Quelle surprise, ce bouquin ! Son sous-titre n'est pas encourageant et il est, de surcroît, publié dans une série "Documents". On peut donc s'attendre à un commentaire juridico-institutionnel, comme il en existe déjà dans différentes langues. Eh bien, non. L'auteur n'est pas un juriste ni un professeur universitaire qui aurait analysé le texte assis dans son bureau, mais bien un diplomate français qui a fait partie du secrétariat de la Convention, ce petit groupe - quinze personnes - qui a vécu les dix-huit mois de la Convention à côté de Valéry Giscard d'Estaing et du Praesidium. Il a assisté aux réunions restreintes et aux pourparlers informels qui échappaient aux conventionnels, et il a contribué à la rédaction du projet de Constitution. Avec une différence, par rapport à VGE lui-même, à Jean-Luc Dehaene, à Giuliano Amato et aux autres: Etienne de Poncins ne s'est pas senti lié par une quelconque "réserve diplomatique" à propos de ce qu'il avait vu et entendu. Et il est parti pour un récit qui révèle bien des aspects inconnus ou mal compris d'une négociation qui pourrait changer le visage de l'Europe.

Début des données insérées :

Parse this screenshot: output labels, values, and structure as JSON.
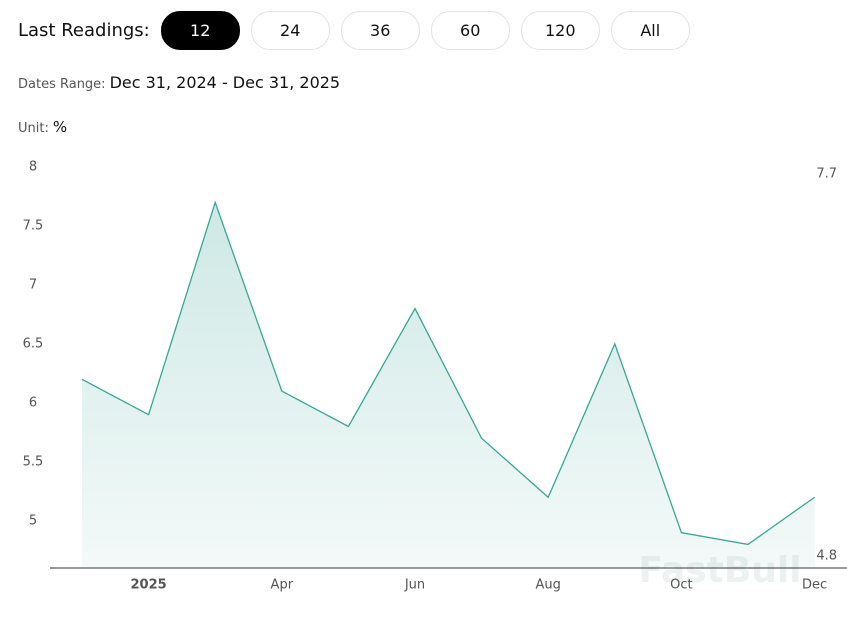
{
  "header": {
    "label": "Last Readings:",
    "options": [
      "12",
      "24",
      "36",
      "60",
      "120",
      "All"
    ],
    "selected": 0
  },
  "dates_range": {
    "label": "Dates Range:",
    "value": "Dec 31, 2024 - Dec 31, 2025"
  },
  "unit": {
    "label": "Unit:",
    "value": "%"
  },
  "chart_data": {
    "type": "line",
    "categories": [
      null,
      "2025",
      null,
      "Apr",
      null,
      "Jun",
      null,
      "Aug",
      null,
      "Oct",
      null,
      "Dec"
    ],
    "values": [
      6.2,
      5.9,
      7.7,
      6.1,
      5.8,
      6.8,
      5.7,
      5.2,
      6.5,
      4.9,
      4.8,
      5.2
    ],
    "color": "#3aa597",
    "ylim": [
      4.6,
      8
    ],
    "yticks": [
      5,
      5.5,
      6,
      6.5,
      7,
      7.5,
      8
    ],
    "max_label": 7.7,
    "min_label": 4.8,
    "watermark": "FastBull"
  }
}
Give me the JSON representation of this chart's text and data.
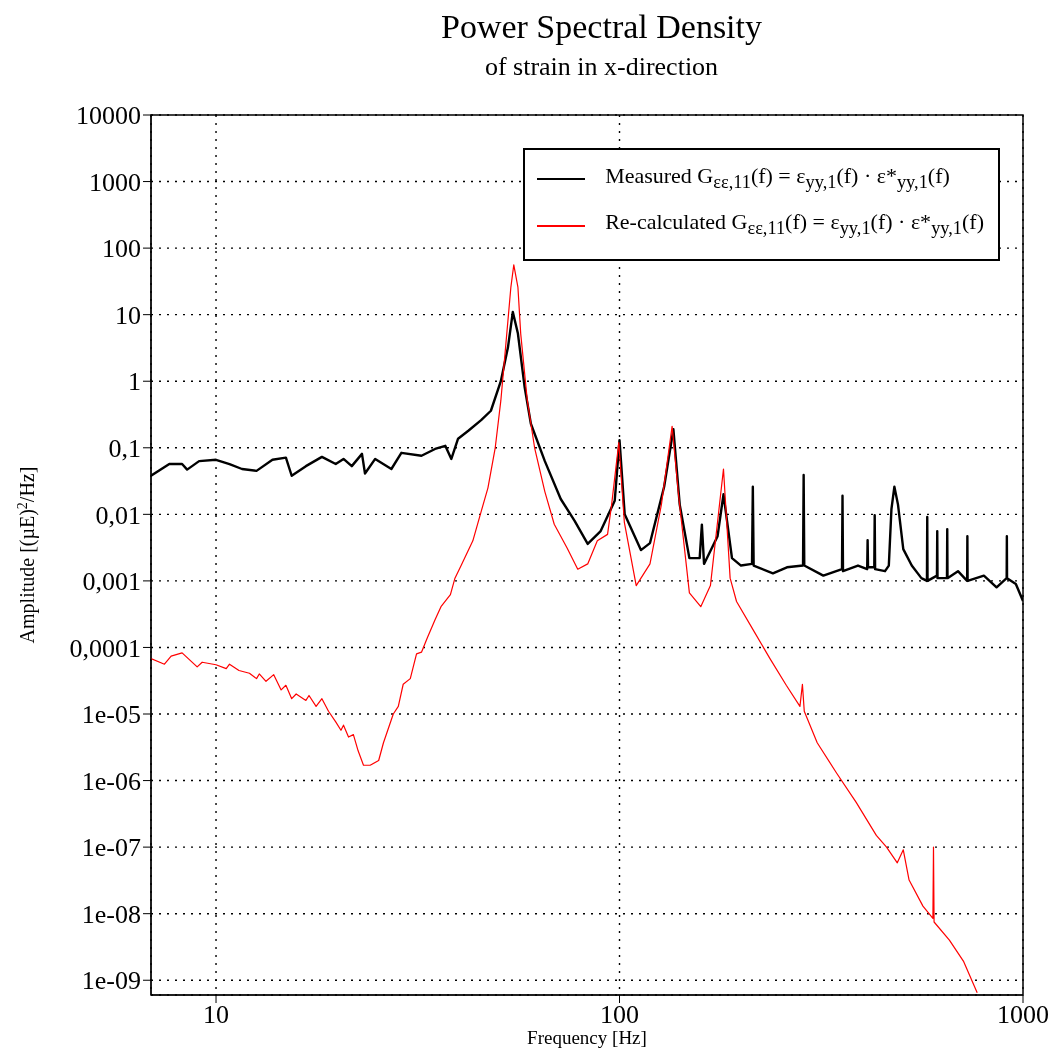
{
  "chart_data": {
    "type": "line",
    "title": "Power Spectral Density",
    "subtitle": "of strain in x-direction",
    "xlabel": "Frequency [Hz]",
    "ylabel": "Amplitude [(µE)$^{2}$/Hz]",
    "log": "xy",
    "grid": true,
    "legend": "top right",
    "line_style": "solid",
    "marker": "none",
    "xlim": [
      6.9,
      1000
    ],
    "xticks": [
      10,
      100,
      1000
    ],
    "ylim": [
      6e-10,
      10000
    ],
    "yticks": [
      10000,
      1000,
      100,
      10,
      1,
      {
        "value": 0.1,
        "label": "0,1"
      },
      {
        "value": 0.01,
        "label": "0,01"
      },
      {
        "value": 0.001,
        "label": "0,001"
      },
      {
        "value": 0.0001,
        "label": "0,0001"
      },
      {
        "value": 1e-05,
        "label": "1e-05"
      },
      {
        "value": 1e-06,
        "label": "1e-06"
      },
      {
        "value": 1e-07,
        "label": "1e-07"
      },
      {
        "value": 1e-08,
        "label": "1e-08"
      },
      {
        "value": 1e-09,
        "label": "1e-09"
      }
    ],
    "series": [
      {
        "name": "Measured G$_{εε,11}$(f) = ε$_{yy,1}$(f) · ε*$_{yy,1}$(f)",
        "color": "#000000",
        "x": [
          6.9,
          7.66,
          8.24,
          8.48,
          9.08,
          10,
          10.8,
          11.6,
          12.6,
          13.8,
          14.9,
          15.4,
          16.7,
          18.3,
          19.8,
          20.7,
          21.7,
          23,
          23.4,
          24.8,
          27.2,
          28.8,
          32.3,
          34.9,
          37,
          38.3,
          39.8,
          42.2,
          45.4,
          48,
          50.8,
          52.9,
          54.4,
          56,
          58.2,
          60.3,
          65.3,
          71.5,
          77.4,
          83.4,
          89.8,
          97.3,
          100,
          103,
          113,
          119,
          129,
          136,
          141,
          149,
          158,
          160,
          162,
          175,
          181,
          190,
          200,
          213,
          214,
          215,
          240,
          260,
          285,
          286,
          287,
          320,
          356,
          357,
          358,
          390,
          411,
          412,
          413,
          428,
          429,
          430,
          455,
          465,
          472,
          480,
          490,
          505,
          530,
          560,
          578,
          579,
          580,
          612,
          613,
          614,
          648,
          649,
          650,
          690,
          727,
          728,
          729,
          800,
          860,
          911,
          912,
          913,
          960,
          1000
        ],
        "values": [
          0.038,
          0.057,
          0.057,
          0.047,
          0.063,
          0.066,
          0.057,
          0.048,
          0.045,
          0.066,
          0.071,
          0.038,
          0.053,
          0.073,
          0.057,
          0.068,
          0.053,
          0.081,
          0.041,
          0.068,
          0.048,
          0.084,
          0.076,
          0.096,
          0.107,
          0.068,
          0.137,
          0.18,
          0.26,
          0.36,
          1.0,
          3.2,
          11,
          5.2,
          0.81,
          0.23,
          0.063,
          0.017,
          0.008,
          0.0036,
          0.0056,
          0.016,
          0.13,
          0.01,
          0.0029,
          0.0037,
          0.026,
          0.19,
          0.014,
          0.0022,
          0.0022,
          0.007,
          0.0018,
          0.0047,
          0.02,
          0.0022,
          0.0017,
          0.0018,
          0.026,
          0.0017,
          0.0013,
          0.0016,
          0.0017,
          0.039,
          0.0017,
          0.0012,
          0.0015,
          0.019,
          0.0014,
          0.0017,
          0.0015,
          0.0041,
          0.0016,
          0.0016,
          0.0097,
          0.0015,
          0.0014,
          0.0017,
          0.012,
          0.026,
          0.014,
          0.003,
          0.0017,
          0.0011,
          0.001,
          0.0091,
          0.001,
          0.0012,
          0.0056,
          0.0011,
          0.0011,
          0.006,
          0.0011,
          0.0014,
          0.001,
          0.0047,
          0.001,
          0.0012,
          0.0008,
          0.0011,
          0.0047,
          0.0011,
          0.0009,
          0.0005
        ]
      },
      {
        "name": "Re-calculated G$_{εε,11}$(f) = ε$_{yy,1}$(f) · ε*$_{yy,1}$(f)",
        "color": "#ff0000",
        "x": [
          6.9,
          7.45,
          7.74,
          8.24,
          8.98,
          9.24,
          10,
          10.6,
          10.8,
          11.4,
          12.1,
          12.6,
          12.8,
          13.3,
          13.9,
          14.5,
          14.9,
          15.4,
          15.8,
          16.7,
          17,
          17.7,
          18.3,
          19,
          19.8,
          20.4,
          20.7,
          21.3,
          21.9,
          22.5,
          23.2,
          24.1,
          25.3,
          26,
          27.5,
          28.3,
          29.1,
          30.3,
          31.4,
          32.3,
          33.4,
          34.9,
          36.1,
          38.1,
          39.1,
          40.5,
          43.3,
          45.4,
          47.2,
          49.2,
          50.8,
          52.3,
          53.8,
          54.7,
          56,
          56.9,
          59.1,
          61.6,
          65.3,
          68.9,
          74.2,
          78.8,
          83.4,
          88.1,
          93.4,
          95.6,
          99.6,
          102.8,
          110,
          119,
          127,
          135,
          140,
          149,
          159,
          168,
          181,
          188,
          195,
          216,
          236,
          259,
          280,
          284,
          287,
          309,
          345,
          386,
          433,
          459,
          488,
          505,
          522,
          565,
          598,
          600,
          602,
          657,
          713,
          770
        ],
        "values": [
          6.8e-05,
          5.6e-05,
          7.4e-05,
          8.3e-05,
          5.1e-05,
          6e-05,
          5.5e-05,
          4.8e-05,
          5.6e-05,
          4.5e-05,
          4.1e-05,
          3.4e-05,
          4e-05,
          3.1e-05,
          3.9e-05,
          2.3e-05,
          2.7e-05,
          1.7e-05,
          2e-05,
          1.6e-05,
          1.9e-05,
          1.3e-05,
          1.7e-05,
          1.1e-05,
          7.6e-06,
          5.7e-06,
          6.8e-06,
          4.5e-06,
          4.9e-06,
          2.8e-06,
          1.7e-06,
          1.7e-06,
          2e-06,
          3.7e-06,
          1e-05,
          1.3e-05,
          2.8e-05,
          3.4e-05,
          8e-05,
          8.5e-05,
          0.00014,
          0.00026,
          0.00041,
          0.00062,
          0.0011,
          0.0017,
          0.004,
          0.011,
          0.025,
          0.1,
          0.51,
          3.7,
          26,
          56,
          26,
          5.2,
          0.51,
          0.1,
          0.022,
          0.0071,
          0.0031,
          0.0015,
          0.0018,
          0.004,
          0.005,
          0.014,
          0.12,
          0.0076,
          0.00085,
          0.0018,
          0.014,
          0.21,
          0.02,
          0.00066,
          0.00041,
          0.00085,
          0.048,
          0.0011,
          0.00049,
          0.00017,
          6.8e-05,
          2.7e-05,
          1.3e-05,
          2.8e-05,
          1.1e-05,
          3.7e-06,
          1.3e-06,
          4.7e-07,
          1.5e-07,
          1e-07,
          5.8e-08,
          9.1e-08,
          3.2e-08,
          1.3e-08,
          8.5e-09,
          1e-07,
          7.5e-09,
          4e-09,
          1.9e-09,
          6.5e-10
        ]
      }
    ]
  }
}
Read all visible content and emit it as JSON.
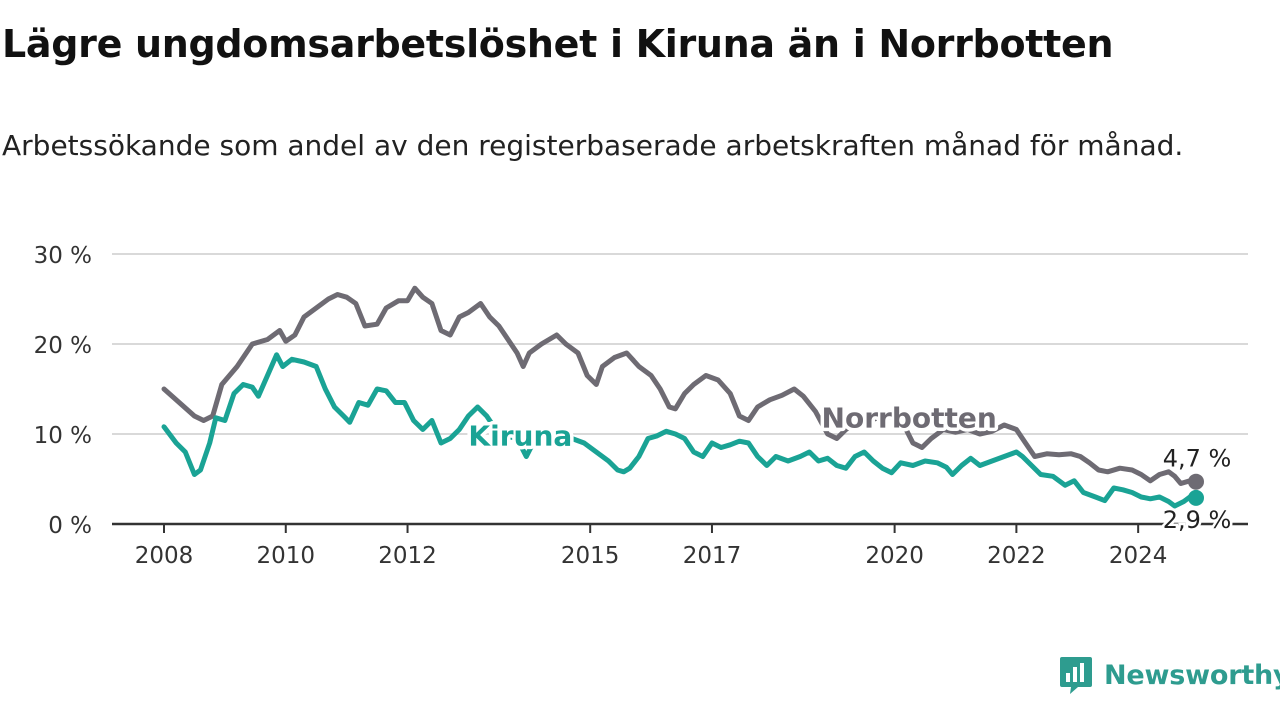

Une quarantaine de pages d'introduction, agiles et vivantes, rappellent la naissance et les objectifs de la Convention, son déroulement et sa signification. Mais, déjà, des évaluations personnelles pointent le nez: la "fascination, parfois tentée d'hostilité" de VGE sur une partie des conventionnels, sentiment qui s'est transformé, dans la phase finale des travaux, en "propos laudatifs et admiratifs"; l'arrivée progressive des ministres des Affaires étrangères qui, au départ, "avaient semblé suivre de loin la Convention" ; l'influence, au départ, de M. Hain qui, "avec l'appui de l'efficace diplomatie britannique", a sensibilisé la Convention "aux thèses et positions de son pays" (mais vers la fin des travaux, "les positions britanniques devinrent avant tout défensives et éloignées de l'équilibre général de la Convention") ; l'efficacité de certains parlementaires européens, explicitement cités par leur nom ; la montée progressive du poids des parlementaires nationaux, "bien souvent plus ouverts et imaginatifs" que les représentants de leurs gouvernements. Les critiques ne manquent pas, qu'on pourra partager ou pas: à la Commission européenne ("le message délivré avec compétence et conviction par les commissaires membres de la Convention, Michel Barnier et Antonio Vitorino, a parfois été brouillé par les prises de position extérieures du président, M. Prodi") ou aux conventionnels espagnols qui "exprimèrent bien souvent des vues nationales" au lieu de refléter la position du groupe d'appartenance (remarque formulée aussi à l'égard de la Britannique Stuart et de l'Irlandais Bruton). Le secrétaire général, M. Kerr, reçoit beaucoup d'éloges, tempérés par la remarque que ses positions étaient "le plus souvent en faveur des positions défendues par ses compatriotes britanniques".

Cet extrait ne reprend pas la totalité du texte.